Afghanistan is a States Party to the Rome Statute and the Court thus has jurisdiction over alleged crimes on that territory regardless of the nationality of the alleged perpetrators.
The US has already sanctioned the Court’s prosecutors and judges involved in such investigations arguing that Americans never consented to the Court’s jurisdiction.
Rubio said, “The American people never agreed to any of this, and they never will read the words of our Declaration of Independence. We fought a revolution against a foreign power, transporting us beyond seas to be tried for pretended offenses. Independence is our birthright. We will never let foreign bureaucrats take that away from us. This administration will not sit by, as the ICC and its allies seek to threaten our people if they believe they can deprive us of our sovereignty.We will teach them the full meaning of American resolve.”

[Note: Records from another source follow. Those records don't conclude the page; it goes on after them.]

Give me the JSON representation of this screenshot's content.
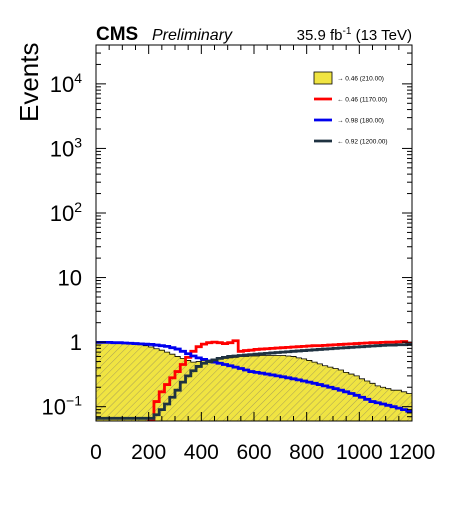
{
  "header": {
    "cms": "CMS",
    "preliminary": "Preliminary",
    "lumi_value": "35.9 fb",
    "lumi_exp": "-1",
    "lumi_energy": " (13 TeV)"
  },
  "chart_data": {
    "type": "line",
    "title": "",
    "xlabel": "",
    "ylabel": "Events",
    "xlim": [
      0,
      1200
    ],
    "ylim": [
      0.06,
      40000
    ],
    "yscale": "log",
    "grid": false,
    "legend_position": "top-right",
    "x_ticks": [
      0,
      200,
      400,
      600,
      800,
      1000,
      1200
    ],
    "x_tick_labels": [
      "0",
      "200",
      "400",
      "600",
      "800",
      "1000",
      "1200"
    ],
    "y_ticks": [
      {
        "value": 0.1,
        "base": "10",
        "exp": "−1"
      },
      {
        "value": 1,
        "label": "1"
      },
      {
        "value": 10,
        "label": "10"
      },
      {
        "value": 100,
        "base": "10",
        "exp": "2"
      },
      {
        "value": 1000,
        "base": "10",
        "exp": "3"
      },
      {
        "value": 10000,
        "base": "10",
        "exp": "4"
      }
    ],
    "series": [
      {
        "name": "→ 0.46 (210.00)",
        "style": "filled-hatched",
        "color": "#f0e442",
        "edge": "#000000",
        "x": [
          0,
          20,
          40,
          60,
          80,
          100,
          120,
          140,
          160,
          180,
          200,
          220,
          240,
          260,
          280,
          300,
          320,
          340,
          360,
          380,
          400,
          420,
          440,
          460,
          480,
          500,
          520,
          540,
          560,
          580,
          600,
          620,
          640,
          660,
          680,
          700,
          720,
          740,
          760,
          780,
          800,
          820,
          840,
          860,
          880,
          900,
          920,
          940,
          960,
          980,
          1000,
          1020,
          1040,
          1060,
          1080,
          1100,
          1120,
          1140,
          1160,
          1180
        ],
        "values": [
          0.98,
          0.98,
          0.98,
          0.97,
          0.97,
          0.96,
          0.95,
          0.93,
          0.91,
          0.88,
          0.84,
          0.79,
          0.75,
          0.7,
          0.65,
          0.6,
          0.56,
          0.52,
          0.49,
          0.5,
          0.52,
          0.53,
          0.54,
          0.55,
          0.56,
          0.57,
          0.58,
          0.6,
          0.6,
          0.61,
          0.61,
          0.62,
          0.62,
          0.62,
          0.62,
          0.62,
          0.61,
          0.6,
          0.57,
          0.55,
          0.52,
          0.49,
          0.46,
          0.43,
          0.41,
          0.39,
          0.37,
          0.34,
          0.32,
          0.3,
          0.27,
          0.25,
          0.23,
          0.21,
          0.2,
          0.19,
          0.18,
          0.18,
          0.17,
          0.16
        ]
      },
      {
        "name": "← 0.46 (1170.00)",
        "style": "line",
        "color": "#ff0000",
        "x": [
          0,
          20,
          40,
          60,
          80,
          100,
          120,
          140,
          160,
          180,
          200,
          220,
          240,
          260,
          280,
          300,
          320,
          340,
          360,
          380,
          400,
          420,
          440,
          460,
          480,
          500,
          520,
          540,
          560,
          580,
          600,
          620,
          640,
          660,
          680,
          700,
          720,
          740,
          760,
          780,
          800,
          820,
          840,
          860,
          880,
          900,
          920,
          940,
          960,
          980,
          1000,
          1020,
          1040,
          1060,
          1080,
          1100,
          1120,
          1140,
          1160,
          1180
        ],
        "values": [
          0,
          0,
          0,
          0,
          0,
          0,
          0,
          0,
          0,
          0,
          0.06,
          0.12,
          0.17,
          0.22,
          0.28,
          0.35,
          0.45,
          0.58,
          0.72,
          0.85,
          0.93,
          0.98,
          1.0,
          0.98,
          0.95,
          0.98,
          1.05,
          0.72,
          0.74,
          0.75,
          0.77,
          0.78,
          0.79,
          0.8,
          0.81,
          0.82,
          0.83,
          0.84,
          0.85,
          0.86,
          0.87,
          0.88,
          0.88,
          0.89,
          0.9,
          0.91,
          0.92,
          0.93,
          0.94,
          0.95,
          0.96,
          0.97,
          0.98,
          0.98,
          0.99,
          1.0,
          1.0,
          1.01,
          1.02,
          0.95
        ]
      },
      {
        "name": "→ 0.98 (180.00)",
        "style": "line",
        "color": "#0000ee",
        "x": [
          0,
          20,
          40,
          60,
          80,
          100,
          120,
          140,
          160,
          180,
          200,
          220,
          240,
          260,
          280,
          300,
          320,
          340,
          360,
          380,
          400,
          420,
          440,
          460,
          480,
          500,
          520,
          540,
          560,
          580,
          600,
          620,
          640,
          660,
          680,
          700,
          720,
          740,
          760,
          780,
          800,
          820,
          840,
          860,
          880,
          900,
          920,
          940,
          960,
          980,
          1000,
          1020,
          1040,
          1060,
          1080,
          1100,
          1120,
          1140,
          1160,
          1180
        ],
        "values": [
          0.99,
          0.99,
          0.99,
          0.98,
          0.98,
          0.97,
          0.96,
          0.95,
          0.94,
          0.93,
          0.92,
          0.9,
          0.88,
          0.86,
          0.82,
          0.78,
          0.72,
          0.66,
          0.61,
          0.57,
          0.54,
          0.51,
          0.49,
          0.47,
          0.45,
          0.43,
          0.41,
          0.39,
          0.37,
          0.35,
          0.34,
          0.33,
          0.32,
          0.31,
          0.3,
          0.29,
          0.28,
          0.27,
          0.26,
          0.25,
          0.24,
          0.23,
          0.22,
          0.21,
          0.2,
          0.19,
          0.18,
          0.17,
          0.16,
          0.15,
          0.14,
          0.13,
          0.12,
          0.115,
          0.11,
          0.105,
          0.1,
          0.095,
          0.09,
          0.085
        ]
      },
      {
        "name": "← 0.92 (1200.00)",
        "style": "line",
        "color": "#1f3241",
        "x": [
          0,
          20,
          40,
          60,
          80,
          100,
          120,
          140,
          160,
          180,
          200,
          220,
          240,
          260,
          280,
          300,
          320,
          340,
          360,
          380,
          400,
          420,
          440,
          460,
          480,
          500,
          520,
          540,
          560,
          580,
          600,
          620,
          640,
          660,
          680,
          700,
          720,
          740,
          760,
          780,
          800,
          820,
          840,
          860,
          880,
          900,
          920,
          940,
          960,
          980,
          1000,
          1020,
          1040,
          1060,
          1080,
          1100,
          1120,
          1140,
          1160,
          1180
        ],
        "values": [
          0.066,
          0.066,
          0.066,
          0.066,
          0.066,
          0.066,
          0.066,
          0.066,
          0.066,
          0.066,
          0.066,
          0.075,
          0.09,
          0.11,
          0.14,
          0.18,
          0.24,
          0.3,
          0.36,
          0.42,
          0.47,
          0.5,
          0.53,
          0.56,
          0.58,
          0.6,
          0.61,
          0.62,
          0.63,
          0.64,
          0.65,
          0.66,
          0.67,
          0.68,
          0.69,
          0.7,
          0.71,
          0.72,
          0.73,
          0.74,
          0.75,
          0.76,
          0.77,
          0.78,
          0.79,
          0.8,
          0.81,
          0.82,
          0.83,
          0.84,
          0.85,
          0.86,
          0.87,
          0.88,
          0.89,
          0.9,
          0.9,
          0.91,
          0.91,
          0.92
        ]
      }
    ]
  }
}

Actions under consideration include diplomatic calls to foreign nations to highlight ICC abuses; pressuring countries that enjoy the US Security umbrella to reject the ICC’s purported authority to prosecute Americans, increased scrutiny of nations that refuse while relying on US assistance, additional visa revocations and travel bans for ICC personnel and increased sanctions against the ICC and affiliated organisations.
The UN Secretary-General’s Spokesperson Stephane Dujarric said, “While the ICC is an organization that is separate from the secretariat and the UN, it remains for us a critical cog in the international justice system. It is supported by a vast number of member states and it helps bring accountability for serious crimes. International law, the Charter of the United Nations, the Universal Declaration of Human Rights, were created by sovereign member states. And they have brought protection, they have brought relief to millions of people. And they are, as the secretary-general has often said, under threat and under attack.”

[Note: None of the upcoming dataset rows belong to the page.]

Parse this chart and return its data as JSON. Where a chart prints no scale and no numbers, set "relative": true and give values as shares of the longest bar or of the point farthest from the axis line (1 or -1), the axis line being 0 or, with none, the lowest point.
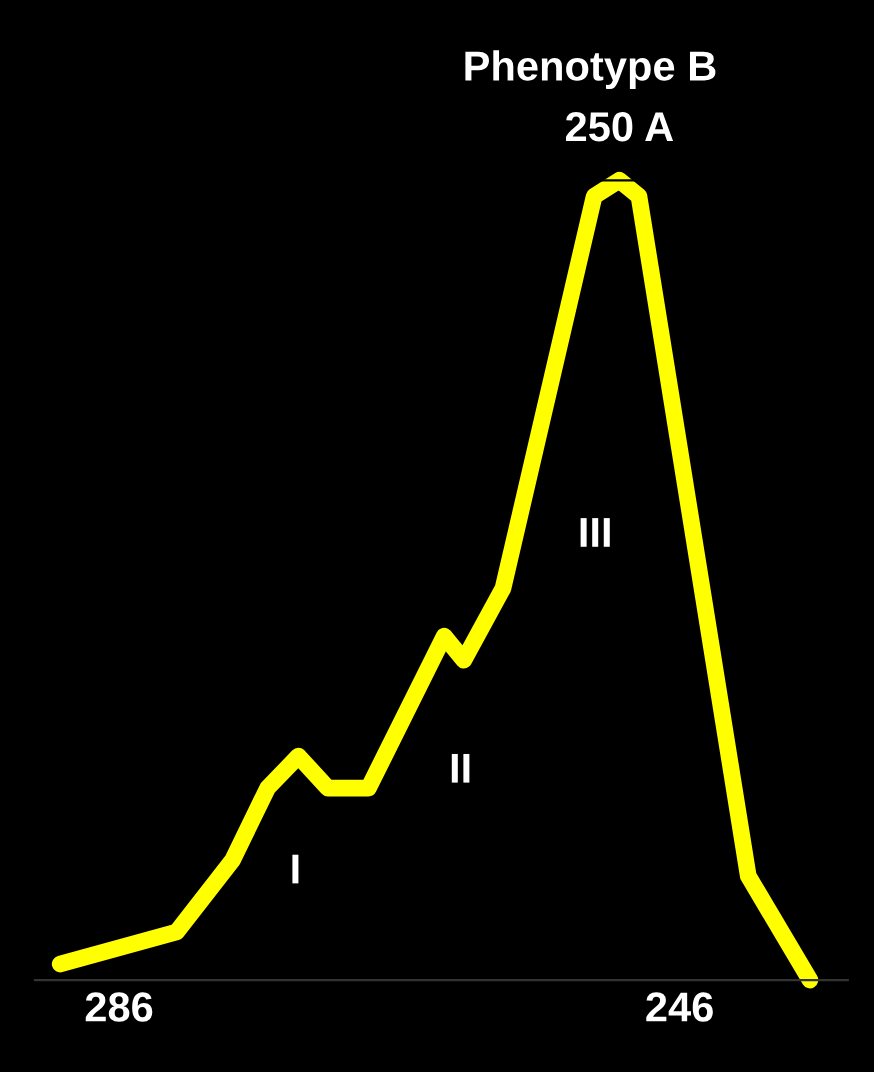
{
  "chart_data": {
    "type": "line",
    "title": "Phenotype B",
    "relative": true,
    "x": [
      290.2,
      281.9,
      277.9,
      275.4,
      273.2,
      271.1,
      268.2,
      262.8,
      261.4,
      258.6,
      252.1,
      250.3,
      248.9,
      241.1,
      236.7
    ],
    "series": [
      {
        "color": "#ffff00",
        "values": [
          0.02,
          0.06,
          0.15,
          0.24,
          0.28,
          0.24,
          0.24,
          0.43,
          0.4,
          0.49,
          0.98,
          1,
          0.98,
          0.13,
          0
        ]
      }
    ],
    "xlim": [
      292,
      234
    ],
    "xticks": [
      286,
      246
    ],
    "tick_labels": "x",
    "grid": false,
    "legend": false,
    "marker": "none",
    "line_style": "solid",
    "annotations": [
      {
        "text": "250 A",
        "x": 250.3,
        "y": 1
      },
      "I",
      "II",
      "III"
    ]
  }
}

A European Union Spokesperson said they remained strongly committed to international criminal justice and the fight against impunity and that attacks or threats against the courts elected officials, personnel or those cooperating with the court, were simply not acceptable.
The ICC said in response to our enquiry that it was an international judicial institution which carried out its mandate independently and impartially in accordance with its founding treaty, the Rome Statute, ratified by 125 States parties.